Grand rabbin de Moscou (Russie) depuis 1993, Pinchas Goldschmidt est également président de la Conférence des rabbins européens (CER), qui compte environ 600 membres de tout le continent. De passage à Paris, il a confié à « La Croix » son inquiétude face au « double défi » législatif et sécuritaire auquel sont confrontés les juifs européens.
La Croix : Comment la communauté juive européenne s’est-elle adaptée à la pandémie ?
Rabbin Pinchas Goldschmidt : Nous sommes très fiers de ce que les rabbins ont fait. Dans certains pays où les gouvernements tardaient à prendre des mesures, ils les ont devancées, en fermant d’eux-mêmes les synagogues. La vision européenne qu’offre notre réseau a permis cette anticipation, les rabbins voyant ce qui se passait chez leurs voisins.
Pour nous, la vie communautaire est très importante, et la technologie nous a beaucoup aidés. De plus, le numérique a permis de rejoindre des personnes qui, d’habitude, ne se déplacent pas à la synagogue. Cela dit, selon la loi juive, on ne peut faire la prière de shabbat sur Zoom ou autre, donc il nous a fallu être créatifs : certains rabbins ont organisé des services en extérieur, qui ont souvent été très appréciés pour leur caractère informel.
La communauté juive européenne est-elle encore menacée aujourd’hui ?
À travers l’Europe, elle se trouve face à un double défi : celui de la sécurité physique des personnes – menacée par un antisémitisme grimpant – et celui du vote de lois touchant à la liberté religieuse dans un nombre croissant de pays.
Certains politiciens peuvent voter des textes législatifs sans se rendre compte qu’in fine ils finissent par forcer les citoyens juifs à partir.
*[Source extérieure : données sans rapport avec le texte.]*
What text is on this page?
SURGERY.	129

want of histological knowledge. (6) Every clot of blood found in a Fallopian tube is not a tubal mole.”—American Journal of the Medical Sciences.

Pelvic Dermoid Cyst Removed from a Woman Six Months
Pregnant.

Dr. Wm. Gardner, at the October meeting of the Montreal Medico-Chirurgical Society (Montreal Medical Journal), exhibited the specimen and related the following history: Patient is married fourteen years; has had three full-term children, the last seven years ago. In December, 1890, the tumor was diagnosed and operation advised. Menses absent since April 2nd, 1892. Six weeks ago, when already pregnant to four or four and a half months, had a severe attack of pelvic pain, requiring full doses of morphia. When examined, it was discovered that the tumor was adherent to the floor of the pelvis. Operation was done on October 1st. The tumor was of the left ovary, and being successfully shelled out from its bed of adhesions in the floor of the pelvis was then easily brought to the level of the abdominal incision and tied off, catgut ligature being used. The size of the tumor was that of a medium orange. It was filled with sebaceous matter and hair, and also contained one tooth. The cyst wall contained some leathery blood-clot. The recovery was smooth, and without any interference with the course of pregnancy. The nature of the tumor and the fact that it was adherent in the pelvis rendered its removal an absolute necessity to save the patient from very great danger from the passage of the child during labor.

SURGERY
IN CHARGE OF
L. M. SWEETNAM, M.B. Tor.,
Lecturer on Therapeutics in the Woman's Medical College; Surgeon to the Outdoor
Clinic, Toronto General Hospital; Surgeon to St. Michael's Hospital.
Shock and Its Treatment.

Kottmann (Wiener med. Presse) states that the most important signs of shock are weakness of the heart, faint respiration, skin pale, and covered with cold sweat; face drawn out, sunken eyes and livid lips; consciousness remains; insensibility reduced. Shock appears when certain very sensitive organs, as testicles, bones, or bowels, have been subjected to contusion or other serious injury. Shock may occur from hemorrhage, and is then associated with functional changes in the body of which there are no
Cela peut être le cas avec des lois sur le bien-être animal, sur la circoncision ou encore sur les signes religieux ostentatoires. L’éducation est aussi concernée, avec, dans plusieurs endroits, des poussées en faveur d’un trop grand contrôle de l’État.
Généralement, ces lois ne sont pas destinées à nous viser, mais les juifs peuvent être des victimes collatérales. Le problème, à mon avis, c’est que certains ne comprennent pas ce qu’est la liberté religieuse : pouvoir être en total désaccord avec les croyances de certaines personnes mais les laisser les pratiquer.
Concernant la sécurité physique, c’est en France, à mes yeux, que la peur est la plus grande, beaucoup plus forte qu’ailleurs en Europe. Je crois comprendre que désormais les différents services de police de votre pays travaillent mieux ensemble, mais il faut surtout infiltrer les poches de radicalisation pour éviter les attaques. D’autant plus que l’histoire récente nous a encore montré que les attaques dont les juifs sont les premières victimes finissent par s’étendre à d’autres pans de la société.
Au niveau européen, quelles relations la communauté juive entretient-elle avec les États et les autres religions ?
De manière générale, il convient de souligner que les relations sont bonnes avec les différents gouvernements. Dans mon pays, la Russie, les échanges sont bons. Nous avons quelques problèmes en Pologne, avec des gouvernements qui veulent changer l’histoire.
Concernant les relations avec les catholiques, celles-ci sont excellentes. Je connais bien un certain nombre de cardinaux et, dès que nous avons un problème, nous sommes aussitôt soutenus par l’Église.
Nous remercions les catholiques, car cela n’a pas toujours été ainsi. Quant au pape François, c’est un ami de la communauté juive. Au sujet des relations avec les musulmans, nous avons créé un forum d’échanges et travaillons ensemble. C’est surtout au niveau local qu’il y a beaucoup d’échanges.